In order to better resolve the petrology and magmatic history of the Needle Mountains plutonic complex we have applied techniques ranging from field mapping to zircon U/Pb CA-ID-TIMS-TEA geochronology. Even with modern single-crystal chemical abrasion techniques, open system behavior remains a formidable obstacle in the western portion of the Needle Mountains – resulting in Pb-loss discordia arrays even after chemical abrasion (HF, 12h, 185C). However, discordia upper intercept ages may still provide useful constraints when coupled with field observations. For instance, while previous geochronology suggested approximately 100 Ma of age difference between the two units (Bickford, 1969) the central Trimble Granite displays comagmatic textures at the contact with the Eolus Granite – an interpretation supported by new upper intercept ages of 1429.6 ± 1.0 Ma for the Trimble Granite and 1431.7 ± 0.5 Ma for the adjoining Eolus.

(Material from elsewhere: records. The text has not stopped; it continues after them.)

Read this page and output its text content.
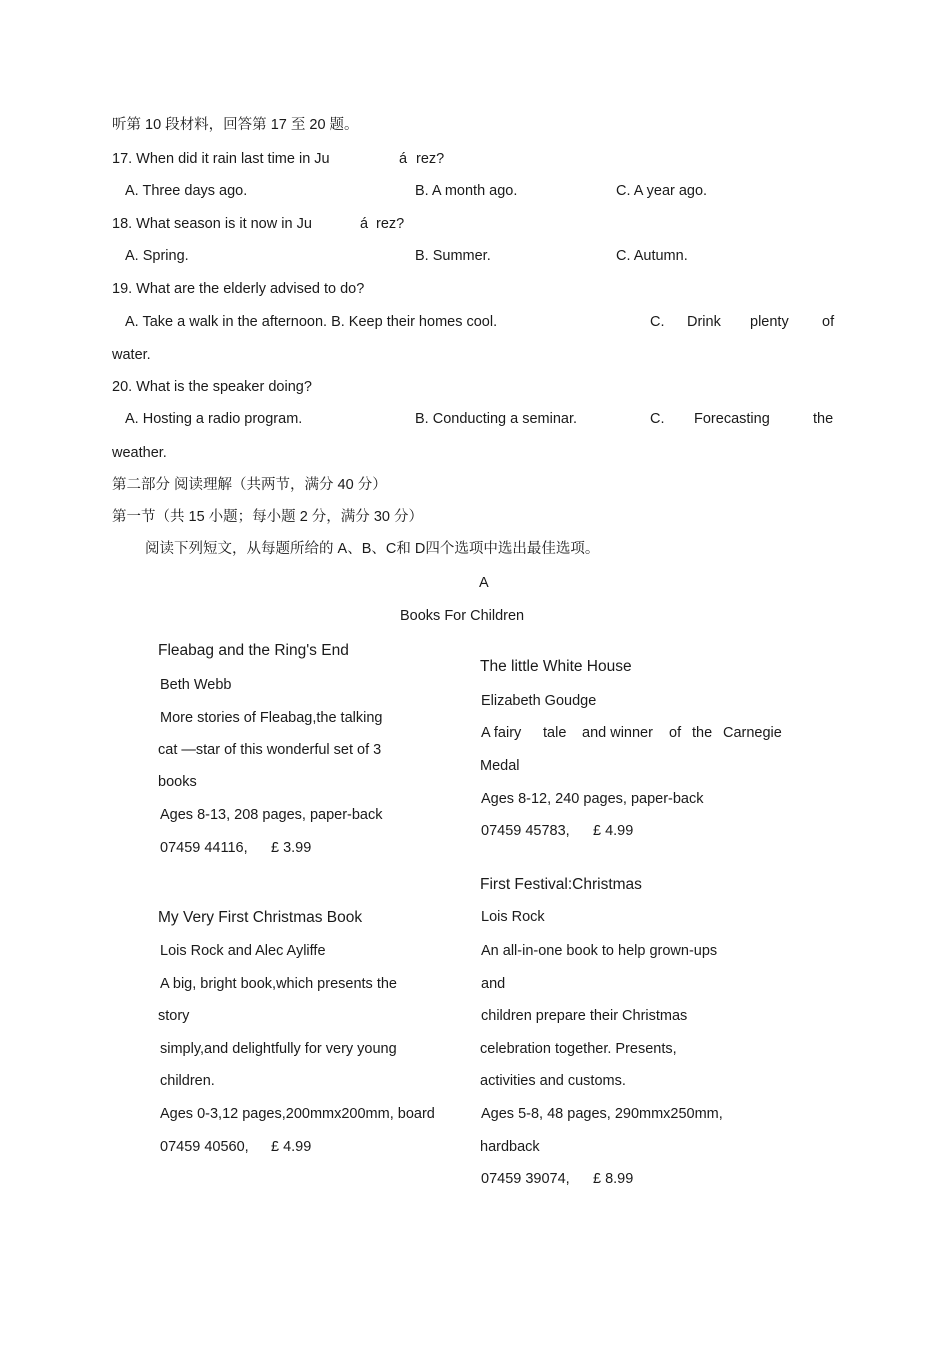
听第 10 段材料，回答第 17 至 20 题。
17. When did it rain last time in Ju	á rez?
A. Three days ago.	B. A month ago.	C. A year ago.
18. What season is it now in Ju	á rez?
A. Spring.	B. Summer.	C. Autumn.
19. What are the elderly advised to do?
A. Take a walk in the afternoon. B. Keep their homes cool.	C. Drink plenty of
water.
20. What is the speaker doing?
A. Hosting a radio program.	B. Conducting a seminar.	C. Forecasting	the
weather.
第二部分 阅读理解（共两节，满分 40 分）
第一节（共 15 小题；每小题 2 分，满分 30 分）
阅读下列短文，从每题所给的 A、B、C和 D四个选项中选出最佳选项。
A
Books For Children
Fleabag and the Ring's End
Beth Webb
More stories of Fleabag,the talking
cat —star of this wonderful set of 3
books
Ages 8-13, 208 pages, paper-back
07459 44116, £ 3.99
The little White House
Elizabeth Goudge
A fairy tale and winner of the Carnegie
Medal
Ages 8-12, 240 pages, paper-back
07459 45783, £ 4.99
My Very First Christmas Book
Lois Rock and Alec Ayliffe
A big, bright book,which presents the
story
simply,and delightfully for very young
children.
Ages 0-3,12 pages,200mmx200mm, board
07459 40560, £ 4.99
First Festival:Christmas
Lois Rock
An all-in-one book to help grown-ups
and
children prepare their Christmas
celebration together. Presents,
activities and customs.
Ages 5-8, 48 pages, 290mmx250mm,
hardback
07459 39074, £ 8.99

Other new constraints from the western Needle Mountains include upper intercept dates of 1707.4 ± 2.4 Ma and 1707.9 ± 2.3 Ma for two adjacent samples of Whitehead Granite.

Notably, the large and little studied Pine River pluton in the eastern Needle Mountains is relatively unaffected by tertiary hydrothermal alteration and yields nonmetamict zircons with precise, concordant U-Pb ages ranging from 1433.7 ± 1.0 Ma to 1425.9 ± 0.9 Ma in a single sample of hornblende-biotite granite – potentially suggesting protracted zircon crystallization or remobilization at the hand-sample scale.